Personal foodways
It’s about time I opened my book of secrets. Yes, I have a book of secrets. The reason I haven’t mentioned it much is because, like all the best books of secrets, I had temporarily mislaid it. For at least two years I temporarily mislaid it. How this happened in a two bedroom unit is obviously related to it being a book of secrets and not a normal volume at all.

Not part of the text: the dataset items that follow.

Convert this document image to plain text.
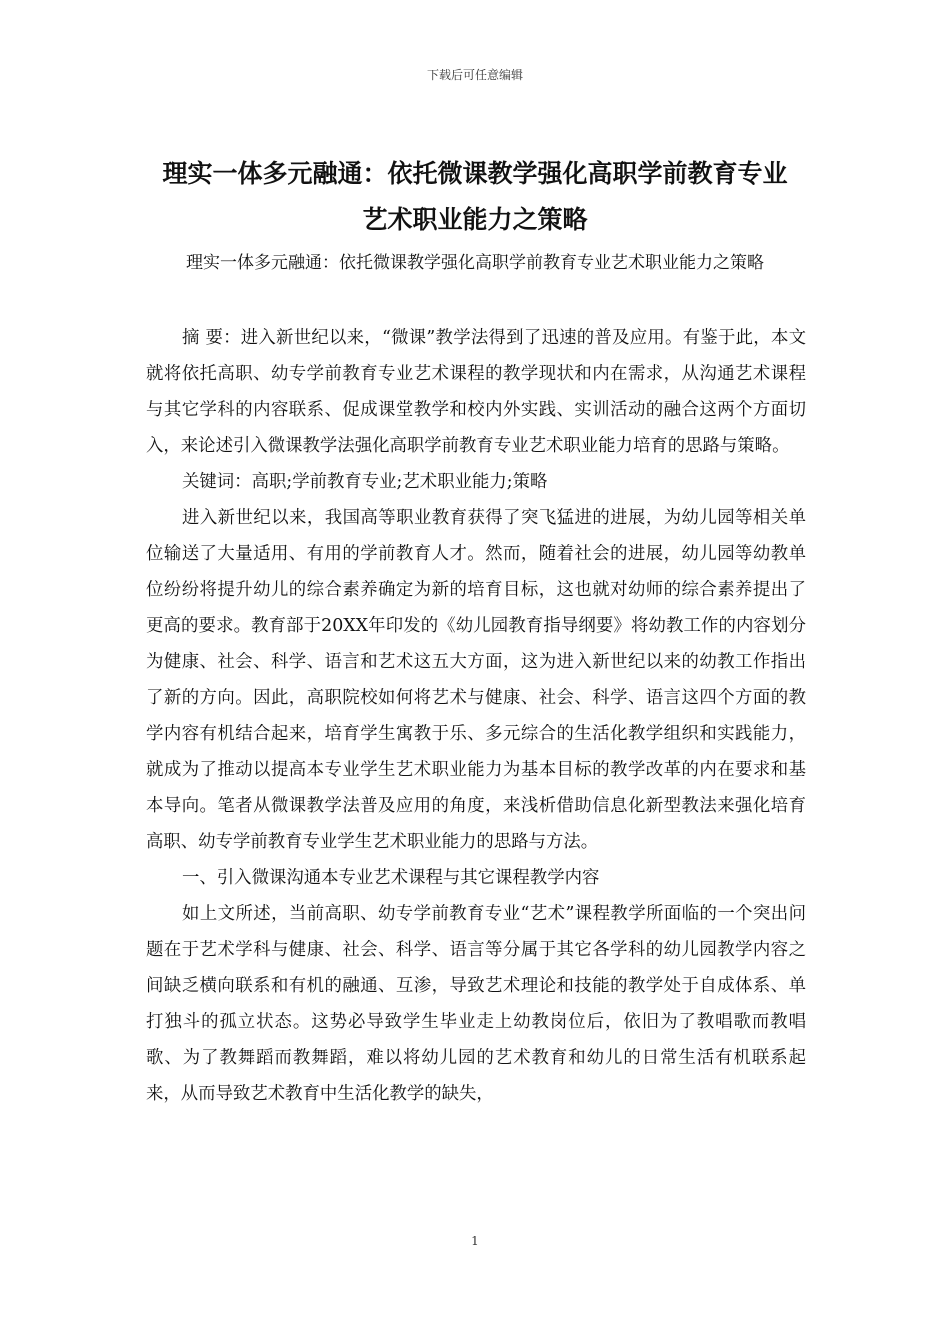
下载后可任意编辑
理实一体多元融通：依托微课教学强化高职学前教育专业
艺术职业能力之策略
理实一体多元融通：依托微课教学强化高职学前教育专业艺术职业能力之策略

摘 要：进入新世纪以来，“微课”教学法得到了迅速的普及应用。有鉴于此，本文就将依托高职、幼专学前教育专业艺术课程的教学现状和内在需求，从沟通艺术课程与其它学科的内容联系、促成课堂教学和校内外实践、实训活动的融合这两个方面切入，来论述引入微课教学法强化高职学前教育专业艺术职业能力培育的思路与策略。

关键词：高职;学前教育专业;艺术职业能力;策略

进入新世纪以来，我国高等职业教育获得了突飞猛进的进展，为幼儿园等相关单位输送了大量适用、有用的学前教育人才。然而，随着社会的进展，幼儿园等幼教单位纷纷将提升幼儿的综合素养确定为新的培育目标，这也就对幼师的综合素养提出了更高的要求。教育部于20XX年印发的《幼儿园教育指导纲要》将幼教工作的内容划分为健康、社会、科学、语言和艺术这五大方面，这为进入新世纪以来的幼教工作指出了新的方向。因此，高职院校如何将艺术与健康、社会、科学、语言这四个方面的教学内容有机结合起来，培育学生寓教于乐、多元综合的生活化教学组织和实践能力，就成为了推动以提高本专业学生艺术职业能力为基本目标的教学改革的内在要求和基本导向。笔者从微课教学法普及应用的角度，来浅析借助信息化新型教法来强化培育高职、幼专学前教育专业学生艺术职业能力的思路与方法。

一、引入微课沟通本专业艺术课程与其它课程教学内容

如上文所述，当前高职、幼专学前教育专业“艺术”课程教学所面临的一个突出问题在于艺术学科与健康、社会、科学、语言等分属于其它各学科的幼儿园教学内容之间缺乏横向联系和有机的融通、互渗，导致艺术理论和技能的教学处于自成体系、单打独斗的孤立状态。这势必导致学生毕业走上幼教岗位后，依旧为了教唱歌而教唱歌、为了教舞蹈而教舞蹈，难以将幼儿园的艺术教育和幼儿的日常生活有机联系起来，从而导致艺术教育中生活化教学的缺失，

1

It chronicles some of the major developments in my own personal foodways and was what got me started in thinking that food is part of our history and is not just comprised of nutrition and taste and texture (or poor nutrition, bad taste and odd texture – so much depend son the cook and the culture and the training of the palate). I started it in 1977 and I began adding family recipes and foodways when I left home in 1979. About 50% of my favourite recipes are in it, and another 45% in my brain. I use cookbooks for the other 5%. This means that this old diary is entirely crucial if anyone were to look at my foodways the way I have examined my father’s mother’s family’s.
It’s also important because I didn’t start my scholarly interest with an historical approach. As I keep saying (because I like saying it), I am an historiographer by training, albeit one with some ethnography and archaeology and paleography and codicology. I care as much about how thoughts come together as what they give back to the reader from how they’re formulated as I care for the thoughts themselves. This means it’s important to me to know where a lot of little changes come from and how their expression changes. I always teach the development of how recipes are written to my students, which says something about how important it is to me.
To be consistent, it’s important that I share where I come from so you know my biases and also my favourite recipes (well, the ones I wasn’t sworn to deep secrecy on). I want to share how I read cookbooks and other texts with culinary information in as well as sharing the actual subjects I work with and my thoughts of the day.
If I spent hours writing long blog posts on the theory, it would send you to sleep. This might be good if any of you suffer insomnia, but it’s a tad dull. Instead, for the next few days (excepting Saturday, because I’m playing with time on Saturday) I shall give you a selection of recipes from certain periods of my life, starting from 1978. You can think it through yourself if you want to and discover how things have changed for me since my teens. If you don’t want to do the thinking, then you can just cook some simply wonderful recipes. Does that sound fair?